I am currently building a web application on Google App Engine in Python to harvest horse racing data of the form. The basic data structure is Course has many Meetings has many Races has many Horses has one Jockey and had one Trainer. So far I have got the following models (reduced number of fields for sake of brevity).
class Course(db.Model):
course_number = db.IntegerProperty() # course id (third party)
course_description = db.StringProperty() # course name
class Meeting(db.Model):
course = db.ReferenceProperty(Course) # reference to course
meeting_number = db.IntegerProperty() # lifetime meeting number for course
meeting_date = db.DateProperty() # meeting date
class Race(db.Model):
meeting = db.ReferenceProperty(Meeting) # reference to meeting
race_number = db.IntegerProperty() # eg 1 for 1st race of meeting
race_name = db.StringProperty() # race name
time_of_race = db.TimeProperty() # race time
I am having trouble working out how to store data on Horses, Trainers, Jockeys in the data store.
My application will be harvesting data for say the last 2 years, for this I will be saving relevant result information for Horse, Trainer, Jockey. The information on a particular horses result is the same for Trainer and Jockey at that time point. However over time a Horse can have different trainer and different jockey.
My main brain ache is coming when I realise that in analysis I may need to look at the result for the last 10 races for either Horse, Jockey, Trainer.
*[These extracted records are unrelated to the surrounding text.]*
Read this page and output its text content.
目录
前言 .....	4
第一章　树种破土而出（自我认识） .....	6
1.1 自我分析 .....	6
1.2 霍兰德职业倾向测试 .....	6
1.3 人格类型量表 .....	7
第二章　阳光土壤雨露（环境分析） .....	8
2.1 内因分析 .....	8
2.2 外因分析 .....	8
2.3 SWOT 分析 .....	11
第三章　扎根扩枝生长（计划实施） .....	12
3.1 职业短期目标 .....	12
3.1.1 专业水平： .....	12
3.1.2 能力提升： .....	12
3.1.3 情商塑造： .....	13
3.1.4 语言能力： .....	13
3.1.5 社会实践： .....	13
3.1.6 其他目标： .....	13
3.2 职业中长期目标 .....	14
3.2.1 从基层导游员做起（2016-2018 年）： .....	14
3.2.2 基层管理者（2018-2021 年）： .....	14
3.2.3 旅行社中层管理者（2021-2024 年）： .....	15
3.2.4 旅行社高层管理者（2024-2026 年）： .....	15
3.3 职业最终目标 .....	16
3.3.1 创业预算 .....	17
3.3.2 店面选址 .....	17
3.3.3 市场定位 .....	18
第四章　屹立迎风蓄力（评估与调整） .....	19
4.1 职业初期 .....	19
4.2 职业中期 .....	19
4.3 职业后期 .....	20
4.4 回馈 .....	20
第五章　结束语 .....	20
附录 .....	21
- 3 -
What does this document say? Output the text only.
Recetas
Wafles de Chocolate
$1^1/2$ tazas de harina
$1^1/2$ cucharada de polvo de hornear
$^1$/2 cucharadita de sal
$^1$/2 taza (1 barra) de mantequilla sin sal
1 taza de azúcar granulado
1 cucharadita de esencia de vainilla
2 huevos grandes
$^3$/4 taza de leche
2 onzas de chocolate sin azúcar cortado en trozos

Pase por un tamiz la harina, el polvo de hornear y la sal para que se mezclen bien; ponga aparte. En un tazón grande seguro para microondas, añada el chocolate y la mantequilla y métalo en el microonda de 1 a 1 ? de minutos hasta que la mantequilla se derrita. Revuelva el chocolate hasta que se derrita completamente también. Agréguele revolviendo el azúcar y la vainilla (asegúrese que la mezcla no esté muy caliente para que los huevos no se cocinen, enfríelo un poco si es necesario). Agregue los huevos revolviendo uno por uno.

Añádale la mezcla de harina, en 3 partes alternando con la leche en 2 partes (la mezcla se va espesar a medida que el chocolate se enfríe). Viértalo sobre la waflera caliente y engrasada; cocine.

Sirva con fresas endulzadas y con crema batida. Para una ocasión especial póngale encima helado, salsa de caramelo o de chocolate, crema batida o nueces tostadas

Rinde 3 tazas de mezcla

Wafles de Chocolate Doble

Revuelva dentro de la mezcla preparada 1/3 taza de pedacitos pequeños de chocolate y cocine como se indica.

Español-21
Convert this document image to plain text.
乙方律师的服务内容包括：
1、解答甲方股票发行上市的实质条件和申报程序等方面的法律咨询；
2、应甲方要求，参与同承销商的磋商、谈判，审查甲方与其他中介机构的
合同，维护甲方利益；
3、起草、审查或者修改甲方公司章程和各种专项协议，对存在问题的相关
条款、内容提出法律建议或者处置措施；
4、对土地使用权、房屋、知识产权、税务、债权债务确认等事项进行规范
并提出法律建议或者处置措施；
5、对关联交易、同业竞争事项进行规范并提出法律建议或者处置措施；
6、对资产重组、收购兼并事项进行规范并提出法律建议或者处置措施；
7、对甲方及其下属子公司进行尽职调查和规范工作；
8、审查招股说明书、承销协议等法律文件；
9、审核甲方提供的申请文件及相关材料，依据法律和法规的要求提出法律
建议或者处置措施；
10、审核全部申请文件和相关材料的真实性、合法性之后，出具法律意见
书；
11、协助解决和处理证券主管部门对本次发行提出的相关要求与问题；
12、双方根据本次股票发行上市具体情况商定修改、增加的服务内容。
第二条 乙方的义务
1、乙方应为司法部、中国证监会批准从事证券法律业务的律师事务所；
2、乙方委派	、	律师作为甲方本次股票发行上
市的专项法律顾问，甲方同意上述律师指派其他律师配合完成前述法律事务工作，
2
Results which may not be stored either because the results occured outside of UK racing (data is still available) or happened before the date I start complete race storage.
Can anyone shed any light on how to optimise the storage of Horse, Jockey, Trainer results so that I can accomodate for this?
Source of data: http://form.horseracing.betfair.com/timeform All required data can be easily accessed via JSON requests.